The function compares values of each pair of members at correponding positions in two sequences until the first pair of unequal members appears. If the value of the member in sequence A is greater than that of the member in sequence B, the function returns 1; if the former is less than the latter, it returns -1; and if they are equal, return 0. Note that cmp(A), or cmp(A,0), represents the comparison between sequence A and an integer sequence whose members are zeros, that is, cmp(A,[0,0,…,0]).

 

A

1

=cmp(["a","b","c"],["a","b","c"])

2

=cmp([1,3,5,7],[1,3,7,5])

3

=cmp([7,6,5,4],[7,6,4,10,11])

Below are the results of A1, A2 and A3:

   

Two sequences can be compared in alignment. The result is boolean type. For example:

 

A

1

=[1,2,3]==[1,2,3]

2

=[1,"B",3]<=[1,"b",4]

3

=[1,2,3]<[1,3,4]

The result of A1 is true, meaning the two sequences are equal. The result of A2 is true, because B is smaller than b. The result of A3 is true because 2, the second member of the first sequence, is smaller than 3, the second member of the second sequence:

   

Note: An esProc sequence is an ordered set. Order is critical in comparing two sequences A and B. To check if two sequences have the same members, use A.eq(B) function:

 

A

1

[Tom,Jerry,Tuffe,Tyke]

2

[Jerry,Tuffe,Tom,Tyke]

3

=A1==A2

4

=A1.eq(A2)

Because the orders of the members in A1 and A2 are different, they are not equal, as shown by A3’s result:

A4’s true result means the seqences have same members:

Sequence-related functions

Sequence and string

esProc offers s.split() function and A.concat() function to switch between the sequence and the string. s.split(d) function splits string s to form a sequence with the dilimiter d, and identifies data types automatically if working with @p option. If d is omitted, split the string by characters. A.concat(d) function generates a string from sequence A with the dilimiter d, and it data types automatically. If d is omitted, use no dilimiter. Both funcitons can work with @c option to use the comma as the dilimiter. For example:

 

A

1

a,1,c,2011-8-11,false

2

=A1.split@c()

3

=A2.concat@c()

Results of A2 and A3 are as follows:

 

The resulting sequence of A2’s string splitting has string members. To automatically parse the data types, use @p option in the function.

The s.regex(rs) function matches string s with the regular expression rs and returns a sequence-type matching result, or null, if none of the characters in string s can be matched.
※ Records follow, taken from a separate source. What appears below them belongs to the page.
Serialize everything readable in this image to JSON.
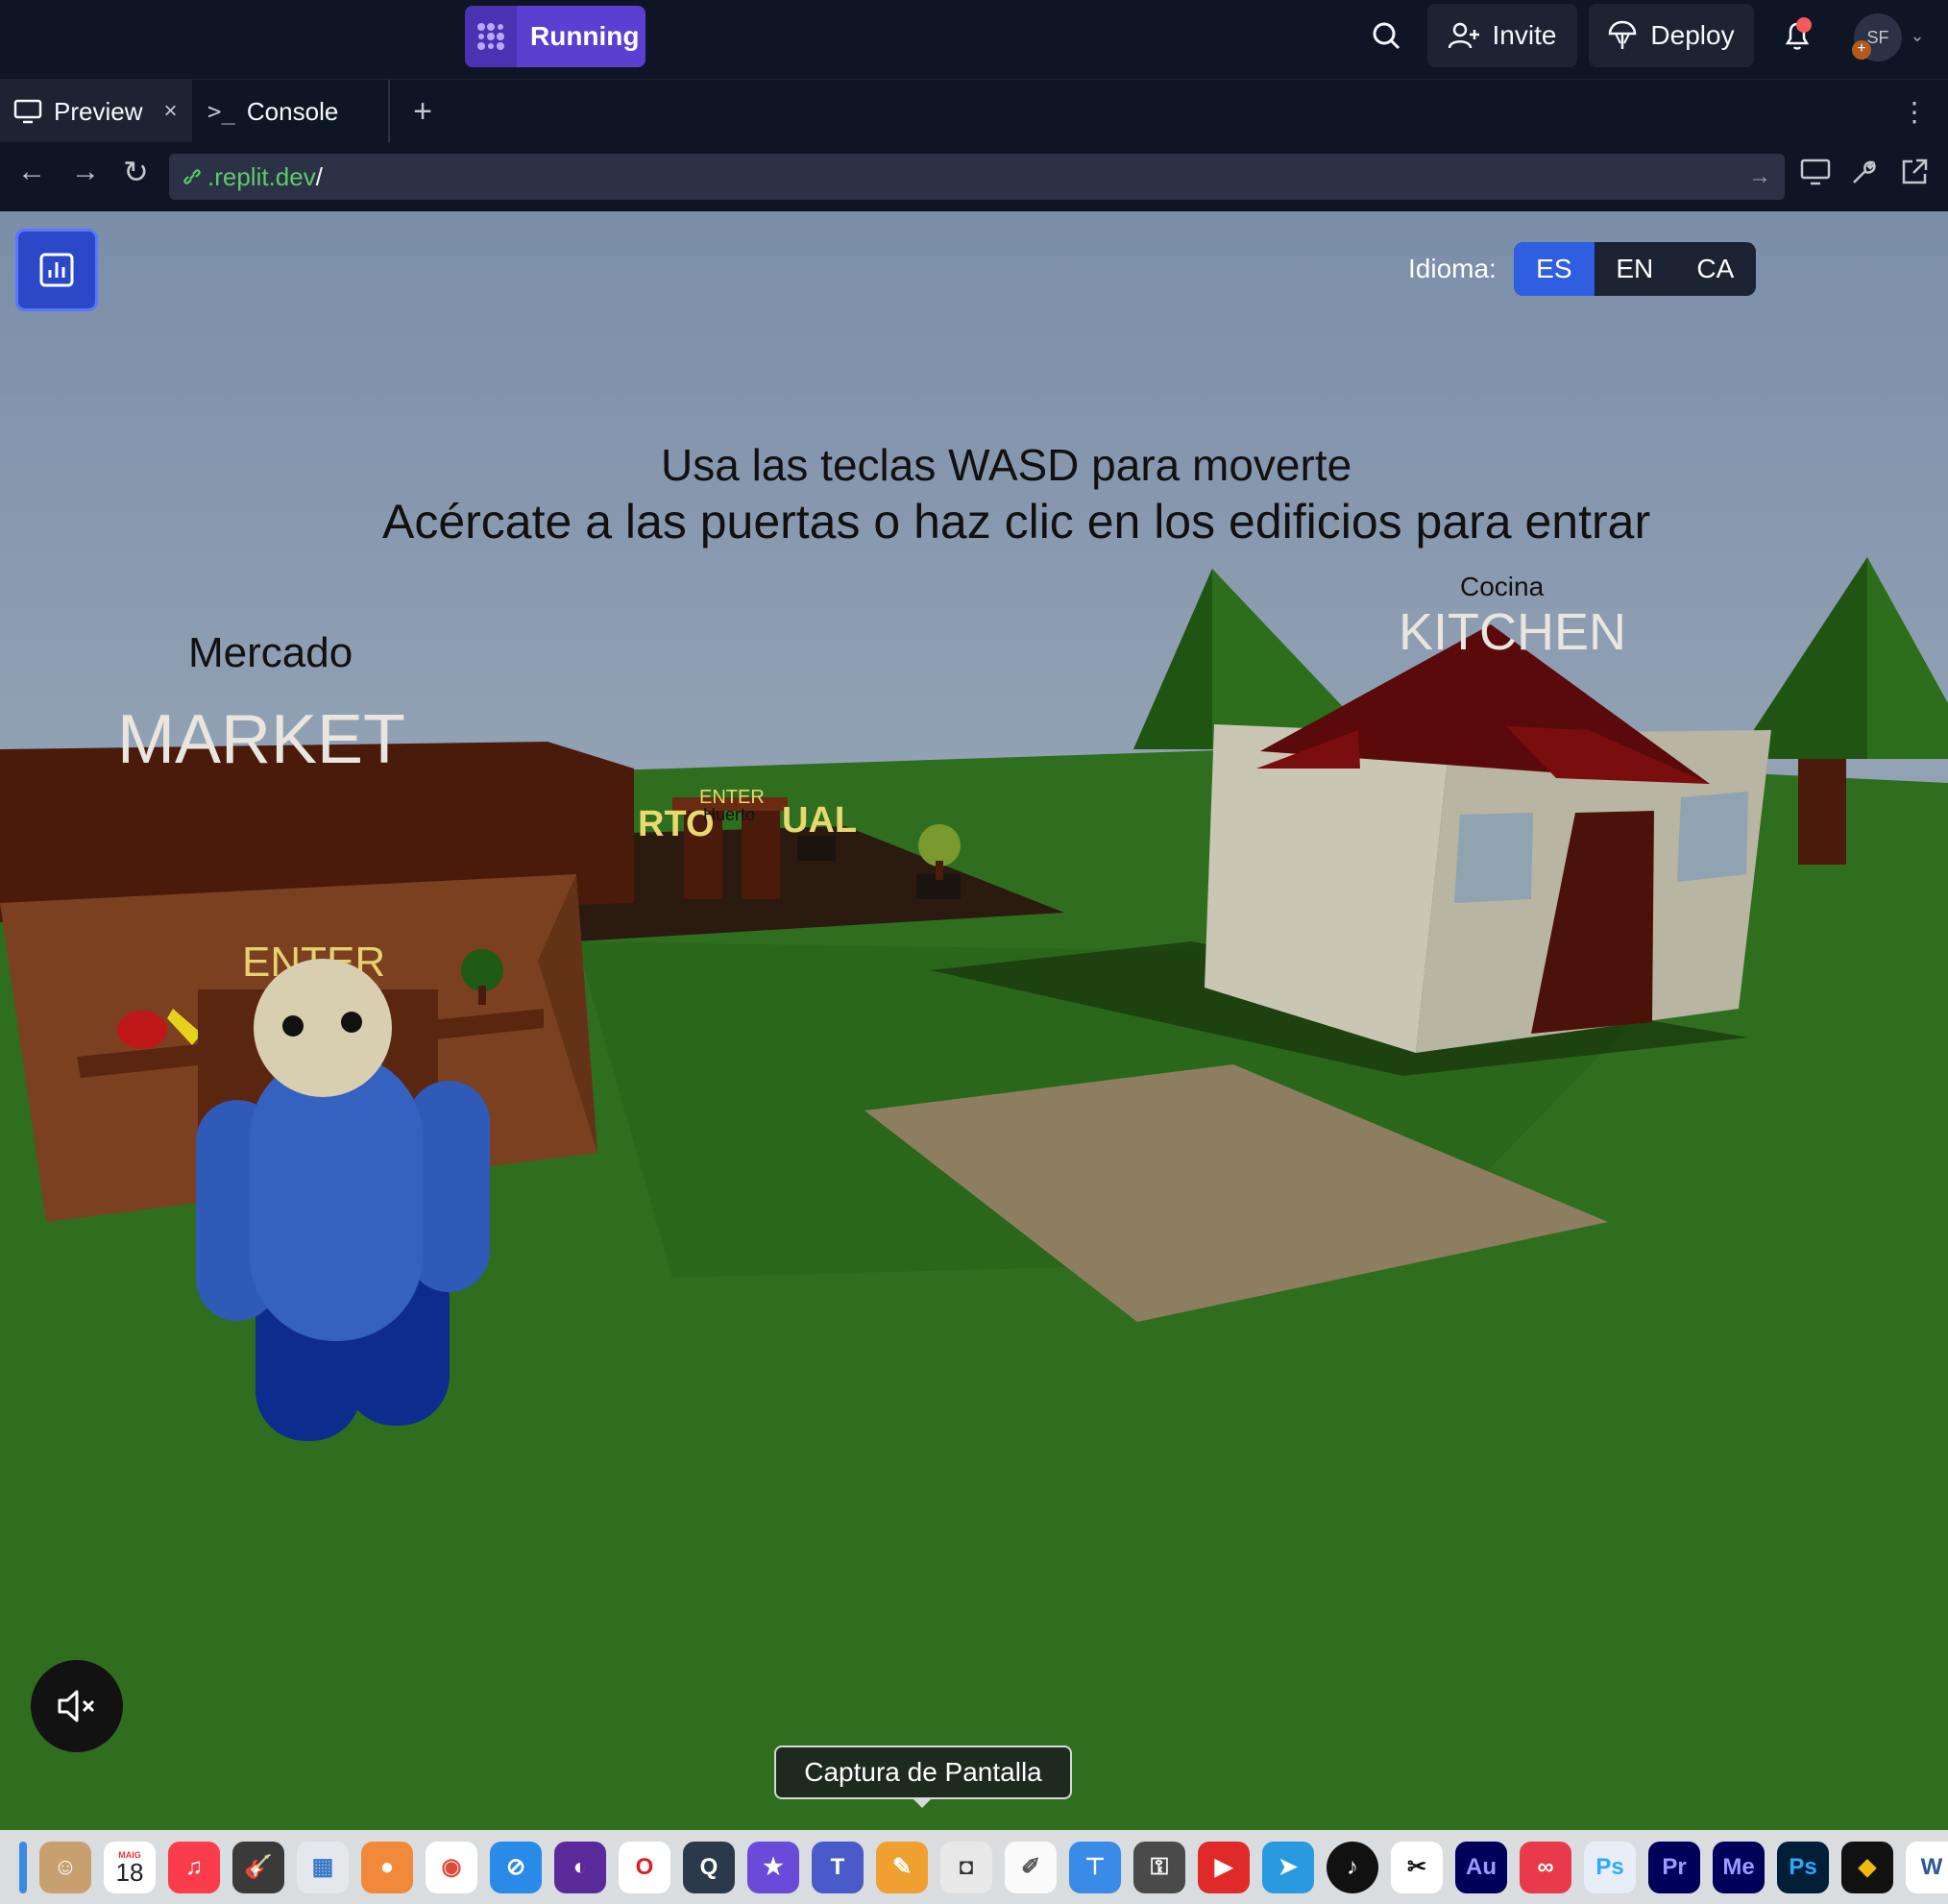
{
  "topbar": {
    "run_label": "Running",
    "invite_label": "Invite",
    "deploy_label": "Deploy",
    "avatar_initials": "SF"
  },
  "tabs": {
    "preview_label": "Preview",
    "console_label": "Console"
  },
  "url": {
    "host": ".replit.dev",
    "path": "/"
  },
  "game": {
    "language_label": "Idioma:",
    "languages": [
      "ES",
      "EN",
      "CA"
    ],
    "active_language": "ES",
    "instruction_line1": "Usa las teclas WASD para moverte",
    "instruction_line2": "Acércate a las puertas o haz clic en los edificios para entrar",
    "market_label_es": "Mercado",
    "market_label": "MARKET",
    "market_enter": "ENTER",
    "garden_enter": "ENTER",
    "garden_label_es": "Huerto",
    "garden_sign_left": "RTO",
    "garden_sign_right": "UAL",
    "kitchen_label_es": "Cocina",
    "kitchen_label": "KITCHEN"
  },
  "tooltip": "Captura de Pantalla",
  "dock": {
    "calendar_month": "MAIG",
    "calendar_day": "18",
    "apps": [
      "finder",
      "contacts",
      "calendar",
      "music",
      "garageband",
      "preview",
      "facetime",
      "chrome",
      "safari",
      "tor",
      "opera",
      "quicktime",
      "imovie",
      "teams",
      "pages",
      "screenshot",
      "textedit",
      "keynote",
      "keychain",
      "pdf",
      "telegram",
      "tiktok",
      "capcut",
      "audition",
      "creative-cloud",
      "photoshop",
      "premiere",
      "media-encoder",
      "photoshop",
      "binance",
      "word",
      "c-app"
    ]
  },
  "colors": {
    "accent": "#5b3fd0",
    "lang_active": "#2f5fe0",
    "grass": "#2f6e1e",
    "url_green": "#5fc96d"
  }
}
The use of @c option in the function means case-insensitive, and an @u option makes the function perform matching according to Unicode.
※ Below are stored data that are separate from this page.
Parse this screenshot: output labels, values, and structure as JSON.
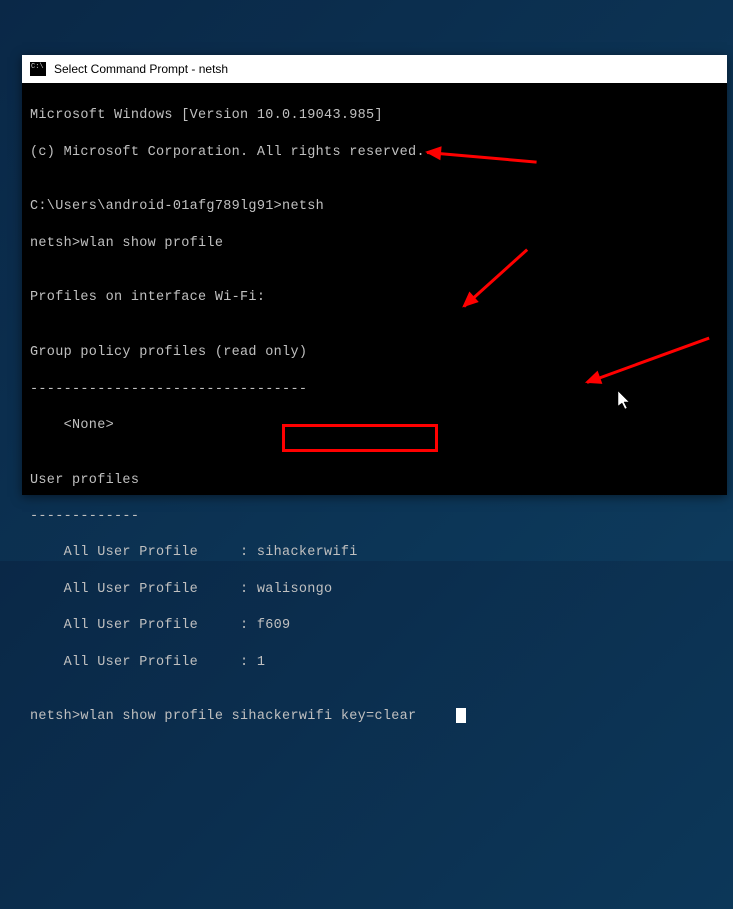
{
  "titlebar": {
    "title": "Select Command Prompt - netsh"
  },
  "terminal": {
    "l0": "Microsoft Windows [Version 10.0.19043.985]",
    "l1": "(c) Microsoft Corporation. All rights reserved.",
    "l2": "",
    "l3": "C:\\Users\\android-01afg789lg91>netsh",
    "l4": "netsh>wlan show profile",
    "l5": "",
    "l6": "Profiles on interface Wi-Fi:",
    "l7": "",
    "l8": "Group policy profiles (read only)",
    "l9": "---------------------------------",
    "l10": "    <None>",
    "l11": "",
    "l12": "User profiles",
    "l13": "-------------",
    "l14": "    All User Profile     : sihackerwifi",
    "l15": "    All User Profile     : walisongo",
    "l16": "    All User Profile     : f609",
    "l17": "    All User Profile     : 1",
    "l18": "",
    "l19": "netsh>wlan show profile sihackerwifi key=clear"
  },
  "highlighted_profile": "sihackerwifi",
  "annotations": {
    "arrow1": "arrow pointing to netsh command",
    "arrow2": "arrow pointing to sihackerwifi profile",
    "arrow3": "arrow pointing to command line",
    "box": "highlight box around sihackerwifi"
  }
}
The simplest use of the regex() function is to match the given regular expression with a certain string and get the result. The following example shows the way of matching up the numeric string:

 

A

B

C

1

="a12b".regex("(a[0-9])")

="a12b".regex("(a[0-9]*)")

="a12b".regex("[0-9]b")

2

="a12b".regex("\\S*([0-9][a-z])")

'\S*([0-9][a-z])

="a12b".regex(B2)

Below are results of A1, B1 and C1:

  

For the regular expression "(a[0-9])" A1 uses, a matches a letter a, [0-9] matches any single-bit number from 0 to 9, and the parentheses () indicates finding a string “beginning with letter a that is followed by a single-bit number” and returning it. As is shown above, the result is a sequence with a single member a1. In B1’s regular expression, the asterisk * means matching the type of character preceding it, which is the number defined by [0-9] here, consecutively. So B1 returns a result of a12. C1 tries to find a string beginning with a number followed by letter b, but the string a12b isn’t one “headed by a number”; so the matching fails and C1 returns null.
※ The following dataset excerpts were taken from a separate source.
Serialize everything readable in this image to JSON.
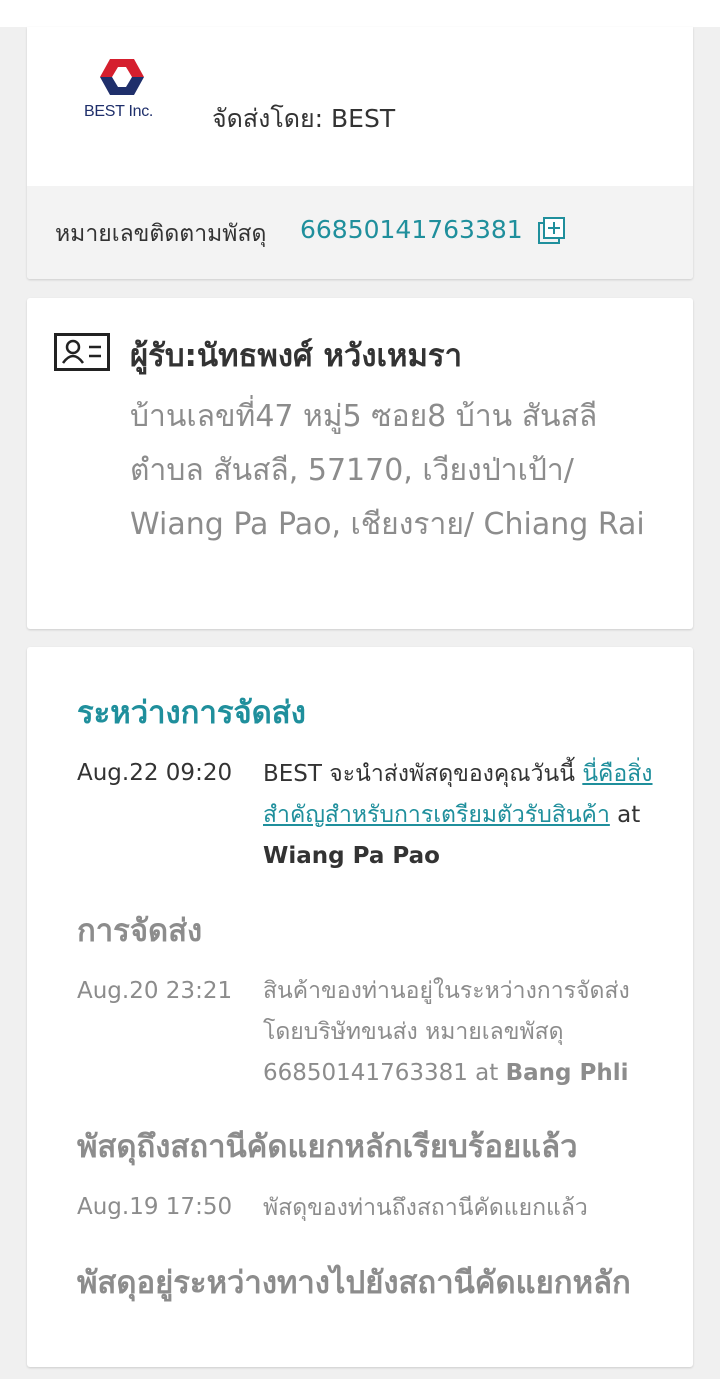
{
  "carrier": {
    "logo_text": "BEST Inc.",
    "shipped_by": "จัดส่งโดย: BEST",
    "tracking_label": "หมายเลขติดตามพัสดุ",
    "tracking_number": "66850141763381",
    "copy_icon": "copy-plus-icon"
  },
  "recipient": {
    "icon": "contact-card-icon",
    "name": "ผู้รับ:นัทธพงศ์ หวังเหมรา",
    "address": "บ้านเลขที่47 หมู่5 ซอย8 บ้าน สันสลี ตำบล สันสลี, 57170, เวียงป่าเป้า/ Wiang Pa Pao, เชียงราย/ Chiang Rai"
  },
  "timeline": [
    {
      "status": "ระหว่างการจัดส่ง",
      "time": "Aug.22 09:20",
      "desc_prefix": "BEST จะนำส่งพัสดุของคุณวันนี้ ",
      "link": "นี่คือสิ่งสำคัญสำหรับการเตรียมตัวรับสินค้า",
      "at": " at ",
      "location": "Wiang Pa Pao"
    },
    {
      "status": "การจัดส่ง",
      "time": "Aug.20 23:21",
      "desc": "สินค้าของท่านอยู่ในระหว่างการจัดส่งโดยบริษัทขนส่ง หมายเลขพัสดุ 66850141763381",
      "at": " at ",
      "location": "Bang Phli"
    },
    {
      "status": "พัสดุถึงสถานีคัดแยกหลักเรียบร้อยแล้ว",
      "time": "Aug.19 17:50",
      "desc": "พัสดุของท่านถึงสถานีคัดแยกแล้ว"
    },
    {
      "status": "พัสดุอยู่ระหว่างทางไปยังสถานีคัดแยกหลัก"
    }
  ],
  "colors": {
    "accent": "#1f8f9c",
    "muted": "#8c8c8c",
    "text": "#333333",
    "background": "#f0f0f0"
  }
}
In A2’s regular expression "\\S*([0-9][a-z])", [a-z] represents a character, i.e. any lower-case letter, from a to z; and \S* stands for any number of non-whitespace characters appearing in a row. Since the slash \ also means the escape character in a string, it needs to be escaped to be a literal – that is the \\S*. The parentheses specify that the returned substring should be the match of [0-9][a-z] while the match of \S* will be discarded. In B2, the regular expression is written as a string constant which doesn’t need to be escaped. C2 thus gets the same result as A2 does. Here’re results of A2 and C2:

 

esProc uses the parentheses () to define the substring to be returned when matching a string with the regular expression. The returned result is a sequence consisting of members defined by the parentheses. Without the parentheses, the substring itself will be returned if the matching is successful.

With the @c option, regex() function becomes case-insensitive when matching a string with the regular expression. For example:

 

A

B

C

1

="a12b".regex@c("(A[0-9])")

="a12b".regex@c("([A-Z][0-9])")

="a12b".regex("([A-Z][0-9])")

Here’re results of A1, B1 and C1:

  

A1’s regular expression includes the uppercase letter A, and B1’s matches any uppercase letter. Both return a result of a1 because of the use of @c option. C1 returns null because the function works alone without the @c option and can’t find a match for the regular expression.

In short, the regex() function returns a sequence consisting of the matching result when the regular expression rs finds its match in string s; and null when it can’t find a match.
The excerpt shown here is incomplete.